The Mid-Career Crisis: How AI is Forcing 40-Somethings Out of Tech: And it brings me no pleasure to say this, but layoffs are no longer just one-off big events. It appears to have become a constant worry. And this has been building for years now: 2022, 2023, 2024. You could wake up one morning and before you’re done brewing your first cup of coffee, an email tells you that your company is going to have to let you go. We all hoped it would stop, but it didn’t.
First, it was called a correction. Then it was called a realignment. And now it has been assigned a name all too familiar: The New Normal.
The Scale of the Layoffs
Every year the number gets bigger, and the reasons become harder to contend with. In 2025, nearly 240,000 tech workers lost their jobs. 2026 seems worse. Actually, we are in the fourth month, and reportedly, 90,000 people have already been impacted so far this year. And that’s just in the tech industry.
The companies that are going on these massive layoff drives are not struggling companies – (Tech Layoffs 2025 & 2026) Amazon (30,000), Intel (24,000), Meta (3,600-5,000), Microsoft (15,000), Oracle (30,000), these are some of the most powerful companies in the world. So, what gives?
While most of the recent layoffs are the result of artificial intelligence, the latest one, of course, was Oracle. Estimates say Indians were among the hardest hit, with 12,000 people losing their jobs.

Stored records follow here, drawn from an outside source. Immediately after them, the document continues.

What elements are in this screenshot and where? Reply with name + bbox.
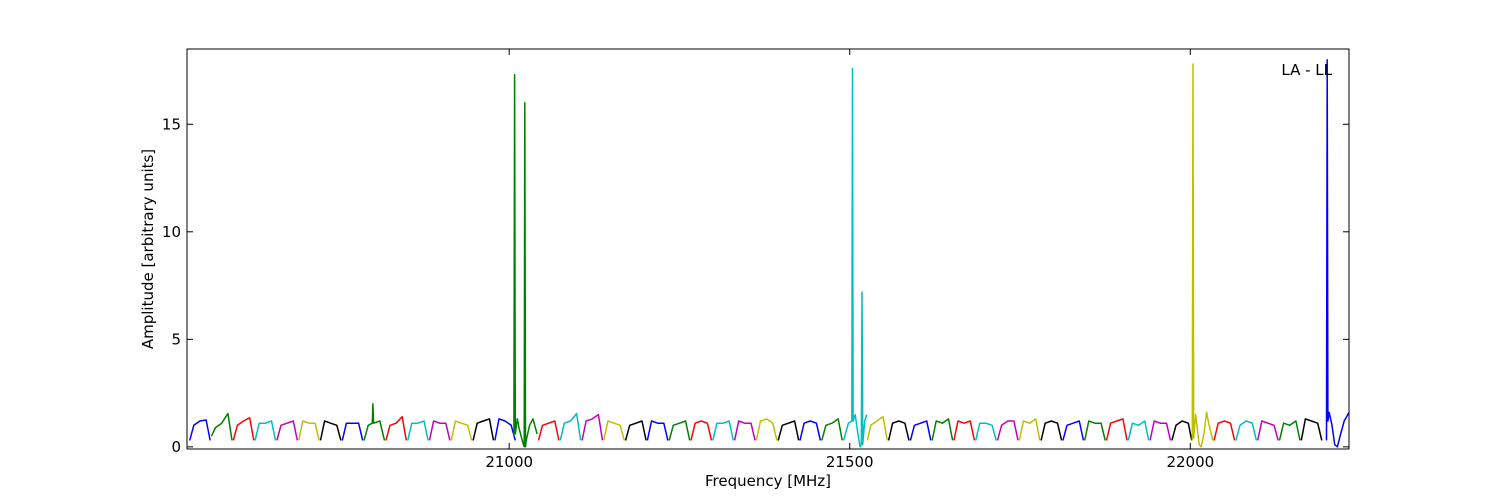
annotation: LA - LL	[1281, 61, 1332, 79]
series-line	[624, 420, 647, 441]
series-line	[254, 420, 277, 441]
series-line	[1325, 59, 1349, 448]
series-line	[341, 422, 364, 441]
series-line	[1235, 420, 1258, 441]
series-line	[1278, 420, 1301, 441]
series-line	[1213, 420, 1236, 441]
series-line	[712, 420, 735, 441]
series-line	[1105, 418, 1128, 441]
y-tick-label: 0	[171, 438, 181, 456]
series-line	[188, 419, 211, 441]
series-line	[953, 420, 976, 441]
series-line	[996, 420, 1019, 441]
series-line	[909, 420, 932, 441]
x-tick-label: 21500	[826, 453, 874, 471]
series-line	[755, 418, 778, 441]
series-line	[428, 420, 451, 441]
series-line	[406, 420, 429, 441]
series-line	[513, 74, 538, 448]
series-line	[494, 418, 517, 441]
series-line	[1127, 420, 1150, 441]
series-line	[974, 422, 997, 441]
series-line	[1062, 420, 1085, 441]
y-tick-label: 15	[162, 115, 181, 133]
plot-lines	[188, 59, 1349, 448]
series-line	[1083, 420, 1106, 441]
y-tick-label: 10	[162, 223, 181, 241]
series-line	[319, 420, 342, 441]
series-line	[210, 412, 233, 441]
series-line	[887, 420, 910, 441]
series-line	[559, 412, 582, 441]
series-line	[690, 420, 713, 441]
series-line	[668, 420, 691, 441]
series-line	[1300, 418, 1323, 441]
series-line	[581, 413, 604, 441]
series-line	[931, 418, 954, 441]
series-line	[777, 420, 800, 441]
series-line	[603, 420, 626, 441]
series-line	[1191, 63, 1214, 448]
series-line	[537, 420, 560, 441]
y-tick-label: 5	[171, 330, 181, 348]
series-line	[385, 415, 408, 441]
series-line	[1040, 420, 1063, 441]
x-tick-label: 22000	[1166, 453, 1214, 471]
x-tick-label: 21000	[485, 453, 533, 471]
y-axis-label: Amplitude [arbitrary units]	[139, 149, 157, 349]
series-line	[842, 67, 868, 448]
series-line	[1256, 420, 1279, 441]
series-line	[646, 420, 669, 441]
series-line	[866, 415, 888, 441]
plot-frame	[186, 48, 1350, 450]
series-line	[472, 418, 495, 441]
series-line	[1018, 418, 1041, 441]
series-line	[1171, 420, 1193, 441]
series-line	[232, 417, 255, 441]
series-line	[276, 420, 299, 441]
series-line	[363, 403, 386, 441]
series-line	[821, 418, 843, 441]
series-line	[297, 420, 320, 441]
series-line	[799, 420, 822, 441]
series-line	[733, 420, 756, 441]
series-line	[450, 420, 473, 441]
series-line	[1149, 420, 1172, 441]
x-axis-label: Frequency [MHz]	[705, 472, 831, 490]
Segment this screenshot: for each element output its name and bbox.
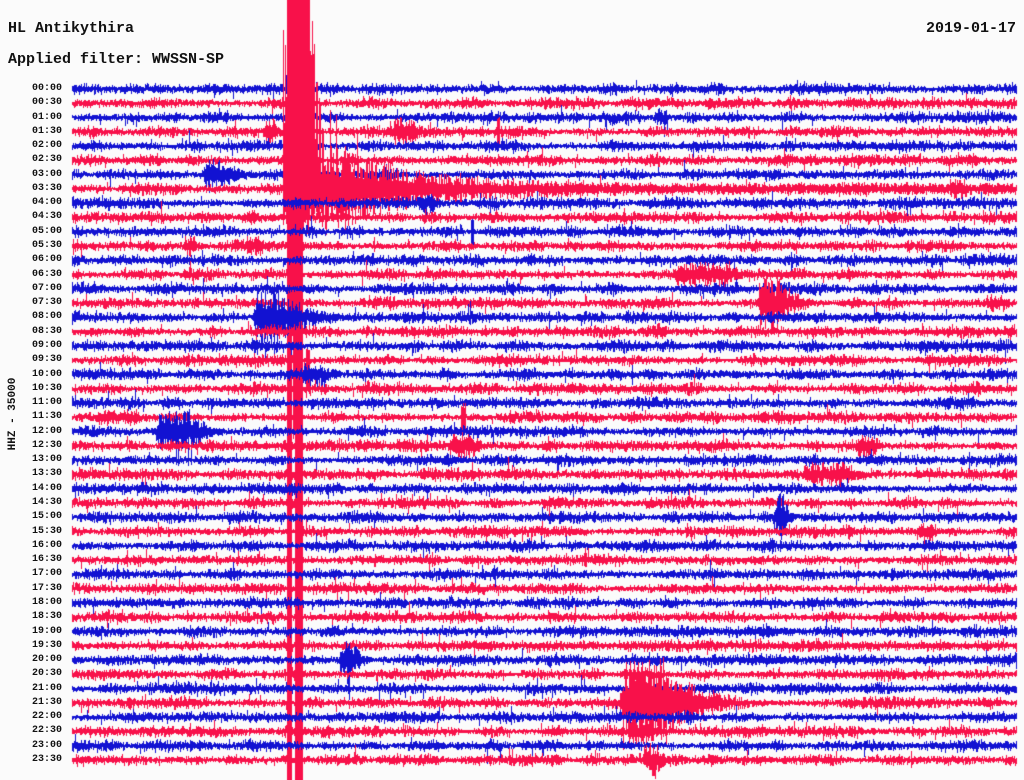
- row-time-label: 15:00: [31, 511, 62, 523]
- row-time-label: 12:00: [31, 425, 62, 437]
- applied-filter-label: Applied filter: WWSSN-SP: [8, 51, 225, 68]
- row-time-label: 05:30: [31, 240, 62, 252]
- plot-date: 2019-01-17: [925, 20, 1016, 37]
- row-time-label: 04:00: [31, 197, 62, 209]
- row-time-label: 23:00: [31, 739, 62, 751]
- row-time-label: 00:30: [31, 97, 62, 109]
- row-time-label: 12:30: [31, 439, 62, 451]
- row-time-label: 21:00: [31, 682, 62, 694]
- row-time-label: 13:00: [31, 454, 62, 466]
- row-time-label: 11:30: [31, 411, 62, 423]
- row-time-label: 09:00: [31, 339, 62, 351]
- row-time-label: 14:30: [31, 497, 62, 509]
- station-title: HL Antikythira: [8, 20, 135, 37]
- row-time-label: 00:00: [31, 83, 62, 94]
- row-time-label: 06:00: [31, 254, 62, 266]
- row-time-label: 01:00: [31, 111, 62, 123]
- row-time-label: 07:00: [31, 282, 62, 294]
- row-time-label: 08:00: [31, 311, 62, 323]
- row-time-label: 15:30: [31, 525, 62, 537]
- row-time-label: 02:00: [31, 140, 62, 152]
- row-time-label: 01:30: [31, 125, 62, 137]
- row-time-label: 10:00: [31, 368, 62, 380]
- row-time-label: 16:30: [31, 554, 62, 566]
- row-time-label: 18:00: [31, 596, 62, 608]
- row-time-label: 03:00: [31, 168, 62, 180]
- channel-scale-label: HHZ - 35000: [7, 377, 19, 451]
- row-time-label: 05:00: [31, 225, 62, 237]
- row-time-label: 17:00: [31, 568, 62, 580]
- row-time-label: 16:00: [31, 539, 62, 551]
- row-time-label: 20:00: [31, 654, 62, 666]
- row-time-label: 19:30: [31, 639, 62, 651]
- row-time-label: 21:30: [31, 696, 62, 708]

The Human Cost Behind the Numbers
And social media did what it does best. It went into overdrive, and rightfully so. I’ve collated some posts for you. Let me write these out:
- “This was honestly a shock. Like many of us, I put in long hours and late nights.” Then came another emotional one.* A son posting about his father: “My dad has worked for Oracle for 20 years, worked for the same boss for 20 years. Not even a phone call.” * Another summed it up in two quiet lines and wrapped up with a request: “If anyone has leads, please reach out.” * Someone wrote about replaying the moment, hoping it wasn’t real.
Every post tells the same story. Different roles, varying years of service, but the same shock and the ensuing feeling of betrayal.
The Math of Getting Older in Corporate
It’s clear that your age and experience have a role to play, too. The math is different after 40, it seems. As per some reports, you become more expensive. You’ve seen CEOs come and go. You may push back during meetings. You have a team that reports to you, and a title that comes with privileges and, of course, money.
Here are some numbers for you. This is the average salary by age in the United States. It shows American earnings peak in the 45 to 54 age group, where employees earn an average hourly wage of $34.40. The annual wage is over $71,000. So, in corporate language, you are—I’m quoting—a “difficult but necessary decision.” But these are people that we’re talking about. These aren’t just numbers. These are parents with mortgages. People who have bills to pay, people who depend on them, people who may have loans with many years left on it, a car EMI that does not care that it’s December, a school fee due on the 5th, and a severance package that sounds generous until you start to do the math and then you realize you can live a comfortable life till the coming Sunday.
This is not a story about failure. You could do everything right and then on an unremarkable Tuesday morning, one email or a quick chat with HR could throw your life into disarray.
The Threat to Middle Management
And the worst thing: we’re supposed to believe that this is inevitable. Here’s what Jack Dorsey had to say. He is the CEO of Block and co-founder of Twitter. He says: “Middle managers have always existed for one reason. They move information through organizations that are too large for one person to oversee. Now, artificial intelligence can do that.” And who are these middle managers? They fall between the age group of 30 to 50. They manage people. They manage pressure. And most importantly, they manage expectations. They are the bridge. Jack Dorsey says companies may not need them anymore.
How to Adapt and Survive
So, what do you do? You adapt, learn how AI works, and try to stay ahead of the curve.
- Understand the tools, the platforms, the models, the workflows AI is reshaping.
- Build skills that travel across industries and across roles.
- Specialize in what AI cannot do yet: judgment, empathy, ethics—basically the ability to sit across from a human being and actually understand what they need.
And perhaps most importantly, never again let your entire identity live inside one company’s organization chart, because organization charts change overnight.
The question is not whether the landscape is changing. It already has. The question is, are you changing with it?